Many organizations will assume that relying on standard fraud prevention vendor solutions is sufficient protection. However, these systems work on the principal of detecting when a user goes beyond their prescribed access level by referring to the user ID and the stated policies and permissions. But where organizations have employees working remotely, this is not sufficient, and organizations need to adopt more sophisticated technologies to detect breaches.
These new solutions derive data from a number of sources, including:
- EDR data (endpoint telemetry, user accounts, SSIDs (when available), IP addresses and activity logs)
- Application server logs – records of customer profile changes made by employees, consumer portal access logs including transaction data, device data on accounts and IP addresses
- Roles Based Access Control (RBAC) & Attributes Based Access Control (ABAC) data.
Graph analytics can then make connections between employees, devices, consumer accounts and actions. Links can be made between user IDs, device digital certificates, device types (BYOD vs provisioned) and IP addresses to identify unusual activity or interactions, such as customer profile changes or payment initiations by employees originating from the same or proximal IP addresses as those associated with employees.
In addition, Temporal Analysis can put together a sequence of events to identify unusual activity, such as repeated changes to consumer information across accounts, systems accessed outside of normal working hours, unusual usage patterns of network connections (Wi-Fi and SSIDs), and use of unknown devices on consumer accounts related to an employee. Crucially, it can review the sequence of events to identify where profile changes were followed by unauthorized access.
Through reviewing this data, the system can generate alerts based on the analysis. These alerts can notify the organization of red flags such as: unusual customer profile modifications, unauthorized attempts on consumer accounts from IP addresses not associated with the consumer account or multiple password reset requests from consumer accounts after employee modifications. Elevated access or privilege escalation attempts by employees, high-risk employee activities outside normal business hours and role-based access control (RBAC) or attribute-based access control (ABAC) policy violations at the user, device, IP address level, can also be detected.
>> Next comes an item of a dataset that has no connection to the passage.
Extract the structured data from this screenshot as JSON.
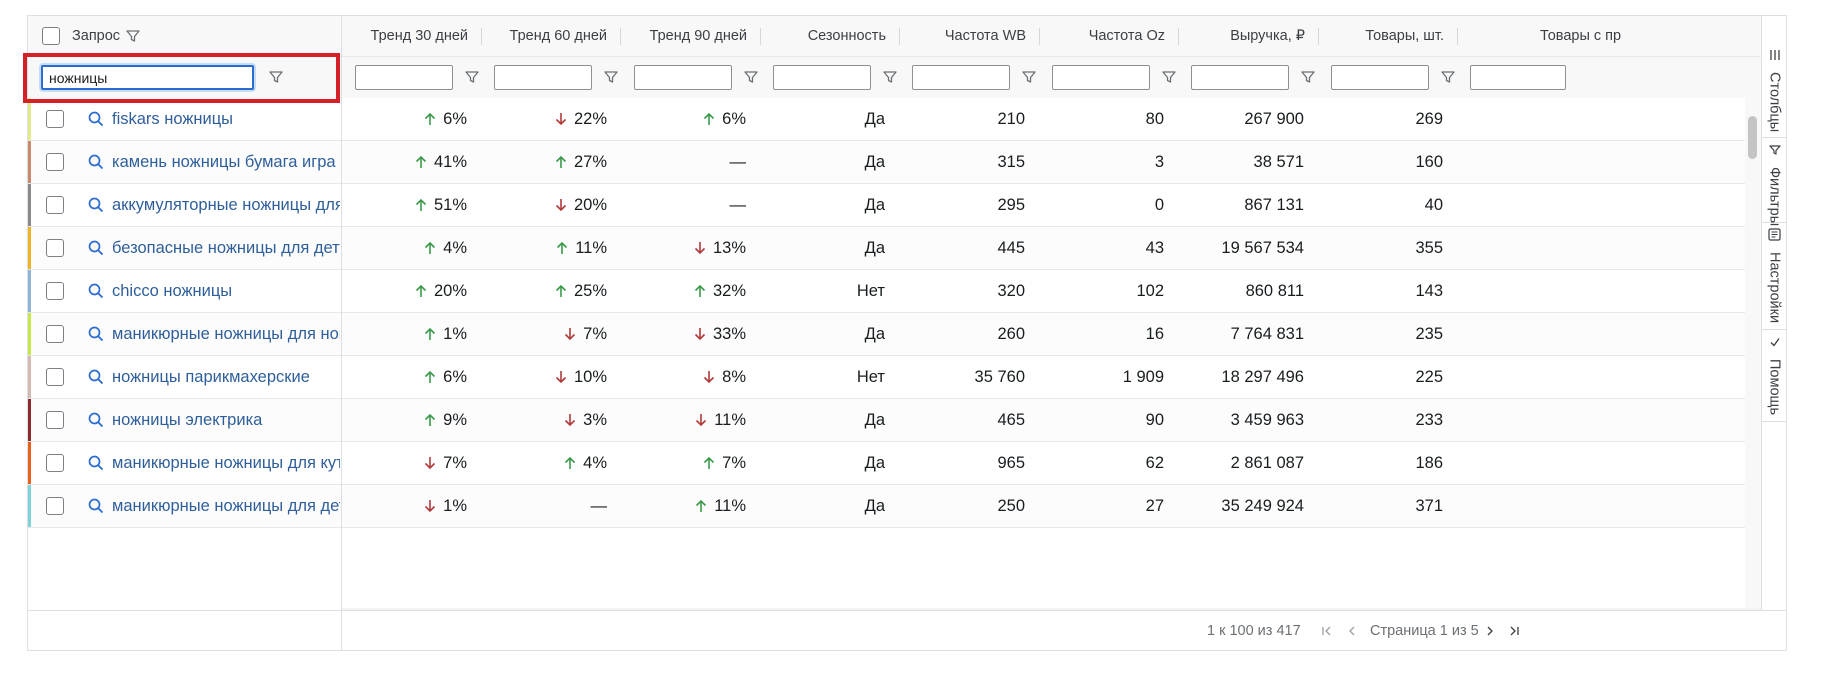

By identifying these red flags, organizations have the best chance of being notified of potential issues before fraud has occurred, enabling them to investigate further. The technology can build a picture of what’s occurred, ensuring that the organization has all the required information to take action if necessary.
The world of hybrid working means that organizations need to rethink how they approach fraud detection. ‘Traditional’ solutions are no longer sophisticated enough and, considering the potential significant consequences of fraud, organizations will want peace of mind that they are well protected. End-to-end solutions which review the existing defence and policies, identifies weaknesses and deploys technology to address them will mean that stringent measures are in place and that remote working remains a safe and viable option.